In connection with the IPO, all options outstanding under the MIP, representing options to purchase 5,870,138 shares with a weighted average exercise price of $17.47 per share, became fully-vested. In addition, recipients were entitled to receive dividend equivalents on their options awarded under the MIP. Dividend equivalents were paid on time-based options on (i) the date of vesting, with respect to any portion of a time-based option that was unvested on the date the dividend equivalent was accrued, and (ii) the last day of the calendar quarter in which such dividends were paid to stockholders, with respect to any portion of a time-based option vested as of the date the dividend equivalent was accrued. Dividend equivalents accrued and unpaid prior to the consummation of the IPO in the approximate amount of $14.8 million were paid in shares of common stock, net of applicable withholding of approximately $6.8 million, in an amount based on the IPO price of the common stock. No dividend equivalents will be paid for any MIP options with respect to periods after the date of the IPO by the Company.

In connection with the IPO, the holders of option awards under the MIP received a new class of units of LG Aviv L.P., the legal entity through which Goldberg Lindsay & Co., LLC holds its interest in the REIT, equal to the number of options held by such persons immediately prior to the consummation of the IPO. Under the limited partnership agreement of LG Aviv L.P., the units are entitled to receive an aggregate distribution amount equal to 14.9% of the dividend distributions declared and received by LG Aviv L.P. after the consummation of the IPO in respect of its shares of common stock. The distribution amount will be paid by LG Aviv L.P. ratably to each holder of such units on the distribution date in the proportion that the total number of units held by such holder bears to the total outstanding units of the same class. Any unit payments will be paid, if at all, on the earlier of (i) the last day of the calendar quarter in which dividends were paid to the Company stockholders and (ii) three business days following the holder’s termination of employment with the Company. For the nine months ended September 30, 2014, $3.4 million was paid by LG Aviv L.P. to the holders of such units.

 

The following table represents the time- and performance-based option awards activity for the nine months ended September 30, 2014 and 2013:

 

     Nine Months Ended  
     September 30,
2014
    September 30,
2013
 

Outstanding at January 1

     5,870,138        1,956,713   

Exercised

     (174,467     —    

Awards vested at IPO

     —         3,913,425   
  

 

 

   

 

 

 

Outstanding at September 30

     5,695,671        5,870,138   
  

 

 

   

 

 

 

Options exercisable at end of period

     5,695,671        —    

Weighted average fair value of options granted

   $ 2.20      $ 2.20   
  

 

 

   

 

 

 

The following table represents the time- and performance-based option awards outstanding cumulatively life-to-date for the nine months ended September 30, 2014 and 2013 as well as other MIP data:

 

     2014    2013

Range of exercise prices

   $16.56-$18.87    $16.56 - $18.87

Outstanding

   5,695,671    5,870,138

Remaining contractual life (years)

   6.52    7.55

Weighted average exercise price

   $17.44    $17.47

The Company has used the Black-Scholes option pricing model to estimate the grant date fair value of the options. In connection with the IPO, all options outstanding under the MIP became fully vested, and the plan was retired. There were no options awarded in the nine months ended September 30, 2014 or 2013.

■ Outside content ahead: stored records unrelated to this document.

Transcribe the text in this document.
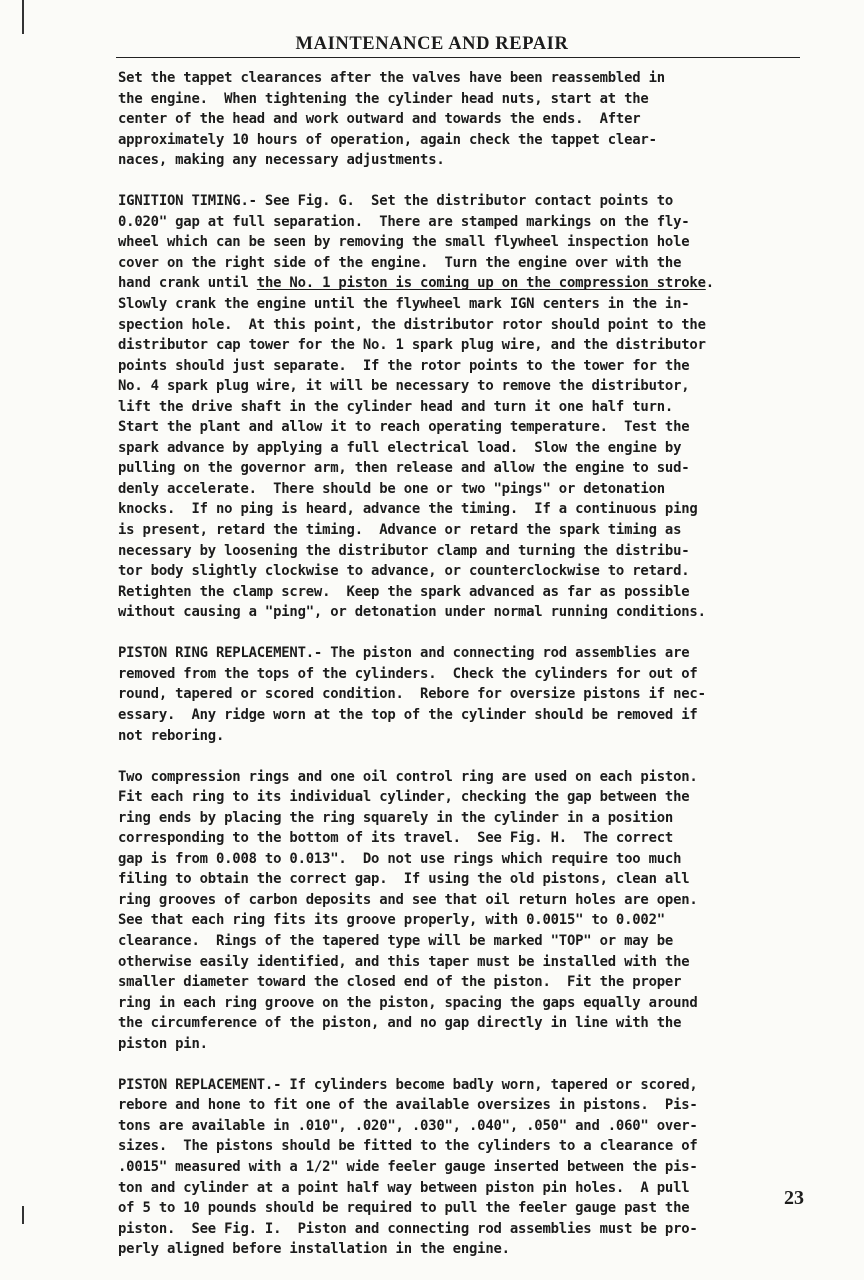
MAINTENANCE AND REPAIR
Set the tappet clearances after the valves have been reassembled in
the engine.  When tightening the cylinder head nuts, start at the
center of the head and work outward and towards the ends.  After
approximately 10 hours of operation, again check the tappet clear-
naces, making any necessary adjustments.
IGNITION TIMING.- See Fig. G.  Set the distributor contact points to
0.020" gap at full separation.  There are stamped markings on the fly-
wheel which can be seen by removing the small flywheel inspection hole
cover on the right side of the engine.  Turn the engine over with the
hand crank until the No. 1 piston is coming up on the compression stroke.
Slowly crank the engine until the flywheel mark IGN centers in the in-
spection hole.  At this point, the distributor rotor should point to the
distributor cap tower for the No. 1 spark plug wire, and the distributor
points should just separate.  If the rotor points to the tower for the
No. 4 spark plug wire, it will be necessary to remove the distributor,
lift the drive shaft in the cylinder head and turn it one half turn.
Start the plant and allow it to reach operating temperature.  Test the
spark advance by applying a full electrical load.  Slow the engine by
pulling on the governor arm, then release and allow the engine to sud-
denly accelerate.  There should be one or two "pings" or detonation
knocks.  If no ping is heard, advance the timing.  If a continuous ping
is present, retard the timing.  Advance or retard the spark timing as
necessary by loosening the distributor clamp and turning the distribu-
tor body slightly clockwise to advance, or counterclockwise to retard.
Retighten the clamp screw.  Keep the spark advanced as far as possible
without causing a "ping", or detonation under normal running conditions.
PISTON RING REPLACEMENT.- The piston and connecting rod assemblies are
removed from the tops of the cylinders.  Check the cylinders for out of
round, tapered or scored condition.  Rebore for oversize pistons if nec-
essary.  Any ridge worn at the top of the cylinder should be removed if
not reboring.
Two compression rings and one oil control ring are used on each piston.
Fit each ring to its individual cylinder, checking the gap between the
ring ends by placing the ring squarely in the cylinder in a position
corresponding to the bottom of its travel.  See Fig. H.  The correct
gap is from 0.008 to 0.013".  Do not use rings which require too much
filing to obtain the correct gap.  If using the old pistons, clean all
ring grooves of carbon deposits and see that oil return holes are open.
See that each ring fits its groove properly, with 0.0015" to 0.002"
clearance.  Rings of the tapered type will be marked "TOP" or may be
otherwise easily identified, and this taper must be installed with the
smaller diameter toward the closed end of the piston.  Fit the proper
ring in each ring groove on the piston, spacing the gaps equally around
the circumference of the piston, and no gap directly in line with the
piston pin.
PISTON REPLACEMENT.- If cylinders become badly worn, tapered or scored,
rebore and hone to fit one of the available oversizes in pistons.  Pis-
tons are available in .010", .020", .030", .040", .050" and .060" over-
sizes.  The pistons should be fitted to the cylinders to a clearance of
.0015" measured with a 1/2" wide feeler gauge inserted between the pis-
ton and cylinder at a point half way between piston pin holes.  A pull
of 5 to 10 pounds should be required to pull the feeler gauge past the
piston.  See Fig. I.  Piston and connecting rod assemblies must be pro-
perly aligned before installation in the engine.
23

The Company recorded non-cash compensation expenses of approximately $0, $0, $0, and $9.0 million for the three and nine months ended September 30, 2014 and 2013, respectively, related to the time and performance based stock options accounted for as equity awards, as a component of general and administrative expenses in the consolidated statements of operations.

At September 30, 2014, there is no unrecognized compensation cost to be recognized related to the option awards.

Dividend equivalent rights associated with the MIP that became payable upon vesting amounted to $0, $0, $0, and $15.4 million for the three and nine months ended September 30, 2014 and 2013, respectively.